F18-FDG PET Scan Processing
The pre-SD and post-SD F18 FDG-PET scans were obtained from each subject. Each F18-FDG PET scan was normalized in MATLAB (Mathworks, Sherborn, Massachusetts, USA) using Statistical Parametric Mapping (SPM) 5 software (Functional Imaging Laboratory, Wellcome Department of Cognitive Neurology, University College London, London, UK) to spatially transform the images to a template conforming to the space derived from standard brains from the Montreal Neurological Institute, and convert it to the space of the stereotactic atlas of Talairach and Tournoux. The images were then smoothed with a Gaussian low-pass filter of 8mm to minimize noise and improve spatial alignment.
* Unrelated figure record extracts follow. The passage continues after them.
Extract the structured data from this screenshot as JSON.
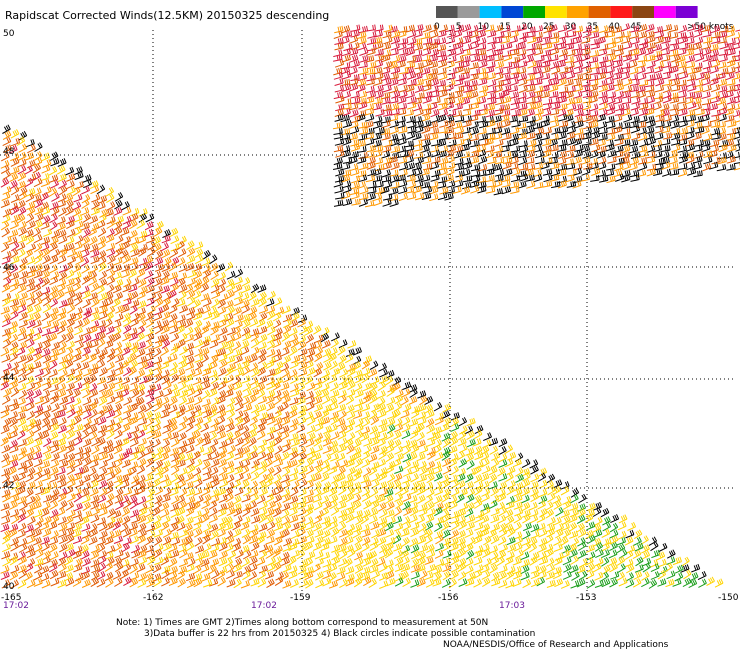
{
  "title": "Rapidscat Corrected Winds(12.5KM) 20150325 descending",
  "legend": {
    "bins": [
      {
        "label": "0",
        "color": "#555555"
      },
      {
        "label": "5",
        "color": "#9a9a9a"
      },
      {
        "label": "10",
        "color": "#00bfff"
      },
      {
        "label": "15",
        "color": "#0047d4"
      },
      {
        "label": "20",
        "color": "#00a800"
      },
      {
        "label": "25",
        "color": "#ffe300"
      },
      {
        "label": "30",
        "color": "#ffa200"
      },
      {
        "label": "35",
        "color": "#e06000"
      },
      {
        "label": "40",
        "color": "#ff1a1a"
      },
      {
        "label": "45",
        "color": "#8b4513"
      },
      {
        "label": ">50 knots",
        "color": "#ff00ff"
      }
    ],
    "last_color": "#7b00d4"
  },
  "map": {
    "lat_labels": [
      "50",
      "48",
      "46",
      "44",
      "42",
      "40"
    ],
    "lon_labels": [
      "-165",
      "-162",
      "-159",
      "-156",
      "-153",
      "-150"
    ],
    "time_labels": [
      "17:02",
      "17:02",
      "17:03"
    ]
  },
  "notes": {
    "line1": "Note: 1) Times are GMT 2)Times along bottom correspond to measurement at 50N",
    "line2": "3)Data buffer is 22 hrs from 20150325 4) Black circles indicate possible contamination",
    "line3": "NOAA/NESDIS/Office of Research and Applications"
  },
  "colors": {
    "black": "#000000",
    "green": "#1a9e1a",
    "yellow": "#ffd400",
    "orange": "#ff9800",
    "dark_orange": "#e05a00",
    "red": "#d81b3c"
  }
}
Regions of interest (ROI) analysis was done by extracting metabolic values from regions of interest using VINCI (“Volume Imaging in Neurological Research, Co-Registration and ROI included”) software. Supplementary Figure 1 shows ROI segmentation of FDG-PET scans labeled with brain regions and Brodmann areas (BA).
A type III mixed two-way ANOVA was implemented using the lmerTest library in R. The model considered sex as a between-subjects factor and condition (pre-sleep deprivation vs. post-sleep deprivation) as a within-subjects factor. Principal component analysis was performed using the pca() function in the BioConductor environment [32] in R. Prior to extracting principal components, all probesets were scaled by extracting the mean value and dividing by the standard deviation for that variable in R.